The fact that the position of the lips depends on the relative movement and position of the underlying hard tissues is in favor of our claim that in cases of Class I bimaxillary protrusion malocclusion treated with first premolar extraction, there were only minor changes in the positioning of the upper and lower lips.
Upper and lower lip protrusion
In the study the mean upper lip protrusion before treatment was 8.28 mm, with a standard deviation of 3.57 mm; after treatment, it was 7.11 mm, with a standard deviation of 4.054 mm.1.17 was the mean difference (P=0.00).

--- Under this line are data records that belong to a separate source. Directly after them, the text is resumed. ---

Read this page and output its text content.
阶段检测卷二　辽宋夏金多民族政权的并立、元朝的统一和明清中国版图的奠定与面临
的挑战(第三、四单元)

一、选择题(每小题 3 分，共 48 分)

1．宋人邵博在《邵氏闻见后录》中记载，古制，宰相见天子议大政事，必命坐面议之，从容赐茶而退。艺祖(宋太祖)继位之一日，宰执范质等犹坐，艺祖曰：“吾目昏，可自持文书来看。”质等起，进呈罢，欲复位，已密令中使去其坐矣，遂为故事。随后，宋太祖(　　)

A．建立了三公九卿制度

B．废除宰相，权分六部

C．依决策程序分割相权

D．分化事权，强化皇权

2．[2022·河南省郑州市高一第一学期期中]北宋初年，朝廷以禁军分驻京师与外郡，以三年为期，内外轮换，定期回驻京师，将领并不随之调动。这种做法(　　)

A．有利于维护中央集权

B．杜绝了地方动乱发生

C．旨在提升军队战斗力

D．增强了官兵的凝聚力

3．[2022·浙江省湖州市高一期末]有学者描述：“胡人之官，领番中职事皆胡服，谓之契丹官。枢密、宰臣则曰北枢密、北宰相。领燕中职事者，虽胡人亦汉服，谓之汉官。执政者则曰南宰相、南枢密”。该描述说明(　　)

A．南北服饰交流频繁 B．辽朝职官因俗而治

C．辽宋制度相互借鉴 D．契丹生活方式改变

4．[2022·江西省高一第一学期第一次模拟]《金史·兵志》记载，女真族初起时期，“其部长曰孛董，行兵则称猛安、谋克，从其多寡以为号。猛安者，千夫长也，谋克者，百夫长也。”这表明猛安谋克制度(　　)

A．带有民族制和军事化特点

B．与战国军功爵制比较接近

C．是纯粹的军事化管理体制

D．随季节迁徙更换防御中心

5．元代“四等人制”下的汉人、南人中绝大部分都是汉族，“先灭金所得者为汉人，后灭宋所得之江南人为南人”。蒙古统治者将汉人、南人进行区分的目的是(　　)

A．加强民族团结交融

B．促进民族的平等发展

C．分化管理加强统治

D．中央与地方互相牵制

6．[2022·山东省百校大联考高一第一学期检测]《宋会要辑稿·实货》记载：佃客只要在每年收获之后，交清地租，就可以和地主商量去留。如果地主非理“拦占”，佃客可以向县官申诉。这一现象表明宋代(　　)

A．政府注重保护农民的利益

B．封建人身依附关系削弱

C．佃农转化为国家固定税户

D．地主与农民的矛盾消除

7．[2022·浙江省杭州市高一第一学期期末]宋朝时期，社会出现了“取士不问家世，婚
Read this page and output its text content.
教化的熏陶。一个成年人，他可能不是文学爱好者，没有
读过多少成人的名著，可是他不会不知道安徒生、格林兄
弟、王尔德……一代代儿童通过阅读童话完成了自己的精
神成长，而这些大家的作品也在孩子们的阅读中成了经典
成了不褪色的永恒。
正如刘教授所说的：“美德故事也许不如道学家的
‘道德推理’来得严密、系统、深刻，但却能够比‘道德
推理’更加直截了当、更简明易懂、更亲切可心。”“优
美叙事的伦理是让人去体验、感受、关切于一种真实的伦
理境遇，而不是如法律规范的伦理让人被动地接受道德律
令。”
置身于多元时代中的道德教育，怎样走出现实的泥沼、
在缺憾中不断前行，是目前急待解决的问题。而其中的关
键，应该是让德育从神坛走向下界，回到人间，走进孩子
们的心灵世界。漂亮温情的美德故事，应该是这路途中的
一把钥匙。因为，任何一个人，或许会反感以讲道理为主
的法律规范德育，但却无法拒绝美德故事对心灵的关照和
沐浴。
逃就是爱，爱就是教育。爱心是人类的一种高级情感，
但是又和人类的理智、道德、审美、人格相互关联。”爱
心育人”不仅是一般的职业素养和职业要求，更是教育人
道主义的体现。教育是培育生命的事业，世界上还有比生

The mean lower lip protrusion before treatment was 7.433 mm, with a standard deviation of 2.78 mm; after treatment, it was 6.23 mm, with a standard deviation of 3.32 mm; 1.20 was the mean difference (P 0.003).It was found that the protrusion of the upper and lower lips was statistically significant.
Nasolabial angle
In the study the mean pre-treatment Nasolabial angle was 86.85º with standard deviation of SD=12.59º and the mean post-treatment Nasolabial angle was 96.94º with the standard deviation of 13.13º with a mean difference of -10.08º. (P=0.00). The change in values was statistically significant in our study population.
Conclusion
The present study was undertaken with the aim of assessing the relation of Soft tissue changes in bimaxillary protrusion malocclusion cases treated with extraction of first premolars. The following conclusions were drawn.
Pre- and post-treatment changes in upper lip curvature, H-Line Angle, Upper sulcus depth, Upper lip strain, changes in the upper lip and the soft tissue from the nose tip, length of upper and lower lip, Nasolabial angle, Upper lip protrusion, Lower lip protrusion were found to be statistically significant.
Pre- and post-treatment changes in Facial angle, Steiner’s S line, Upper and lower lip thickness were not statistically significant.